Molti video erano anche visibilmente deformati o deviati rispetto alle istruzioni, rendendoli facilmente identificabili come falsi. Anche arti, dita e teste further erano un punto comune in molti video, poiché i suggerimenti venivano riutilizzati e remixati tramite l’app.

I Vibes di Meta AI sono simili ai video Instagram Reels o TikTok, con l’eccezione di essere realizzati completamente o in parte con l’intelligenza artificiale. Gli utenti possono anche aggiungere suoni di sottofondo, come musica di tendenza o dialoghi con sincronizzazione labiale, nonché sottotitoli di testo.

Meta ha introdotto Vibes nel settembre 2025descrivendolo come “progettato per facilitare la ricerca di ispirazione creativa e la sperimentazione con gli strumenti multimediali di Meta AI”.

Oltre a creare video AI, l’app Meta AI consente agli utenti di gestire i propri occhiali AI, mentre l’assistente Meta AI risponde alle domande e aiuta a generare contenuti multimediali.

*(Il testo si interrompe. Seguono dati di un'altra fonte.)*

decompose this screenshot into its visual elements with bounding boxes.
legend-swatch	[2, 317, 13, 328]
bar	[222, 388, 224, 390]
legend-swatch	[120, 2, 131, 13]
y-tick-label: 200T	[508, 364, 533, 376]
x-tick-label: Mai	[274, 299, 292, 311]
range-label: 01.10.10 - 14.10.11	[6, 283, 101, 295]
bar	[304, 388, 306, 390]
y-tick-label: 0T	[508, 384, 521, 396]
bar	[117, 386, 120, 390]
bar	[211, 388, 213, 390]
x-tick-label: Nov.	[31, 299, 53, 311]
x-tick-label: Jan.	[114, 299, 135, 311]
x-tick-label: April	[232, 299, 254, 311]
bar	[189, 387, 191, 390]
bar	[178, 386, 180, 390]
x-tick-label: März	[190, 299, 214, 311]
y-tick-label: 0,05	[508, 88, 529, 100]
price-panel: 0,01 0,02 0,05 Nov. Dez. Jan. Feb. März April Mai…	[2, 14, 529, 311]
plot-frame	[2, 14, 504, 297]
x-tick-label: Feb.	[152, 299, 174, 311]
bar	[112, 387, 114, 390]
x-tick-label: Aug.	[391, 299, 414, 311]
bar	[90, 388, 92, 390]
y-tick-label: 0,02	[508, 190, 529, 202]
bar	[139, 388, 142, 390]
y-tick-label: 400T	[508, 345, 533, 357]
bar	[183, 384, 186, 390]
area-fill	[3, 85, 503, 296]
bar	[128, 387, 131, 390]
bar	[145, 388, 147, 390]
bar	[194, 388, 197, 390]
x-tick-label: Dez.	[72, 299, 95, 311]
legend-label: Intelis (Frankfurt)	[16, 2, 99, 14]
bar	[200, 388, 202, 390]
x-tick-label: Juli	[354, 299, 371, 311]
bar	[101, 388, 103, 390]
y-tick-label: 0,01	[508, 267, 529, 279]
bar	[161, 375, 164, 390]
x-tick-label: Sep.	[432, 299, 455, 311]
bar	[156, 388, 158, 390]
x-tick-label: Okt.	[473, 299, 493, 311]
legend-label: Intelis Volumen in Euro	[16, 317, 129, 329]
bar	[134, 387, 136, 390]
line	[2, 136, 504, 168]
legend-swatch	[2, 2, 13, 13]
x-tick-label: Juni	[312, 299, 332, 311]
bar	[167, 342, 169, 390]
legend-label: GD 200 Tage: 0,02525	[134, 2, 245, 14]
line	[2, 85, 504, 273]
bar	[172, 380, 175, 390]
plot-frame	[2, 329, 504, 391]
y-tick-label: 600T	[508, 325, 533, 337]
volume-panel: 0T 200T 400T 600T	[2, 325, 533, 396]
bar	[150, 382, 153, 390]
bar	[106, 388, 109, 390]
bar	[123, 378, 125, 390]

Una recente indagine condotta dai punti vendita svedesi Svenska Dagbladet (SvD) e Goteborgs-Posten (GP) ha affermato che filmati estremamente sensibili e personali codificati tramite gli occhiali Meta AI dei clienti sono stati resi visibili ai lavoratori subappaltati di Meta in Kenya. Secondo l’indagine, ciò includeva filmati di incontri sessuali, pornografia, informazioni bancarie e visite ai servizi igienici.

Un regolatore del Regno Unito ha contattato il gigante dei social media per ulteriori informazioni.